As Anandi Steel operates during the next year which product should be emphasized more than others? What should be done with the ailing product: should it be removed or is there another option available to improve on it? It is noticed that the fixed cost is too high, what actions must be taken to reduce it?

Question: Annual sales for next year is expected to be around 100 crores. The management expects an industry margin of 2% as its margin. What should be the target cost structure and the extent of cost streamlining? Question: As company mission to serve all possible industries, It thought of venturing out into the specialty steel segment which mainly constitute of surgical instruments and other instruments used in Biomedical fields. In order to do so it went on an advertising campaign and incurred a fixed advertising cost of 90 lakhs. It aims to supply specially treated CR coils which requires an additional cost 12000/ton. It aims to sell this at 25% higher price than that of normal CR coils. How many extra units should it produce to recover advertising cost? How many units should it produce to gain 10% profit on this specially treated CR coils. Question: For producing Coin Blank Steel, a mixture of two types of Coke is used, one which is locally produced which is of low quality and the other is imported from Australia, in the ratio 60:40 respectively. The local coke is stored in small quantity by the company as company uses JIT

inventory management technique whereas the imported coke as having a high transportation cost is stored in bulk. A regular customer of the company urgently requires 1000 tons Coin Blank steel.
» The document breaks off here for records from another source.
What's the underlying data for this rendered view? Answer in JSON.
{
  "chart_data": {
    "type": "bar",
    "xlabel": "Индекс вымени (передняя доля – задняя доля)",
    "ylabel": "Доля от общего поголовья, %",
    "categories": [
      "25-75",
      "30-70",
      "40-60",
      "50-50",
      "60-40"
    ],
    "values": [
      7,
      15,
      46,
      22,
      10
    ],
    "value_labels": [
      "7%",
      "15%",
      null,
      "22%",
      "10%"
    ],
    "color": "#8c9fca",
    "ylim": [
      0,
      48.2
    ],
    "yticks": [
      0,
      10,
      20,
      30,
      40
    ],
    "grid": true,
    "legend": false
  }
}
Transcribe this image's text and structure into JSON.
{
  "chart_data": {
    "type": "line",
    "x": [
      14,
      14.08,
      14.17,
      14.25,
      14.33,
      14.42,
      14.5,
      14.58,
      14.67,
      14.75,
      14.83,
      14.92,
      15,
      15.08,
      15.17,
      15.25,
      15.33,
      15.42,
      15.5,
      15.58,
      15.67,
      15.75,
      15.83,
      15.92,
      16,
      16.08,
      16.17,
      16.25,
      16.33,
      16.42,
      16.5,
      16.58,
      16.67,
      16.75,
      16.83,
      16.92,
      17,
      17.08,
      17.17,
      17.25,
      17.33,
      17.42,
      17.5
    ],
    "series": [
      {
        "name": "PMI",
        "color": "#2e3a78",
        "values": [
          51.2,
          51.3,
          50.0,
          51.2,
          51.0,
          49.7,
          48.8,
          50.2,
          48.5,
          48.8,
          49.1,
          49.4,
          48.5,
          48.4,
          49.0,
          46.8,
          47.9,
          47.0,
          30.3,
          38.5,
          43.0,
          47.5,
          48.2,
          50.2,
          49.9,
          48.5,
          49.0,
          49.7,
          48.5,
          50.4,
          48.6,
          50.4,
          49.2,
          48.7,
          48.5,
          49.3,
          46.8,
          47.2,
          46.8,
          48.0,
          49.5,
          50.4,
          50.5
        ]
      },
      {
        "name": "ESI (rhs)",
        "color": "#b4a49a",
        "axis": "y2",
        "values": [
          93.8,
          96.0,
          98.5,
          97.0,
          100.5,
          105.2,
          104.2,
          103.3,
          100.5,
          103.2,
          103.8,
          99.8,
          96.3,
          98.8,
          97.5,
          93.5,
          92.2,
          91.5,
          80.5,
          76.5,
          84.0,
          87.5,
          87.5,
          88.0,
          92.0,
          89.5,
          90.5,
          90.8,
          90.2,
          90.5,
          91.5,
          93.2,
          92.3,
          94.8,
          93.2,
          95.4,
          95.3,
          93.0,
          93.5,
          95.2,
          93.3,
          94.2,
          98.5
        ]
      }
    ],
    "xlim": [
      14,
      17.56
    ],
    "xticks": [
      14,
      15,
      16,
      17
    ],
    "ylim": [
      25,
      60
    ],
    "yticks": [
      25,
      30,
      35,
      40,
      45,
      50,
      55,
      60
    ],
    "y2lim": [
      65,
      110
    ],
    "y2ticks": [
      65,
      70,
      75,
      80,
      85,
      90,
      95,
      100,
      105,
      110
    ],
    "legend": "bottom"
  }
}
As the delivery date is too short the company is not able to get the locally produced coke in the required quantity and as the stored inventory of the low quality coke can be used to produce only 10% of the required order, Taking care of the delivery date, it is only possible to use the imported coke (which is stocked in sufficient quantity) to produce the remaining quantity. What price can be quoted to the customer so that the company can incur a profit of 9% higher than that of the normal profit?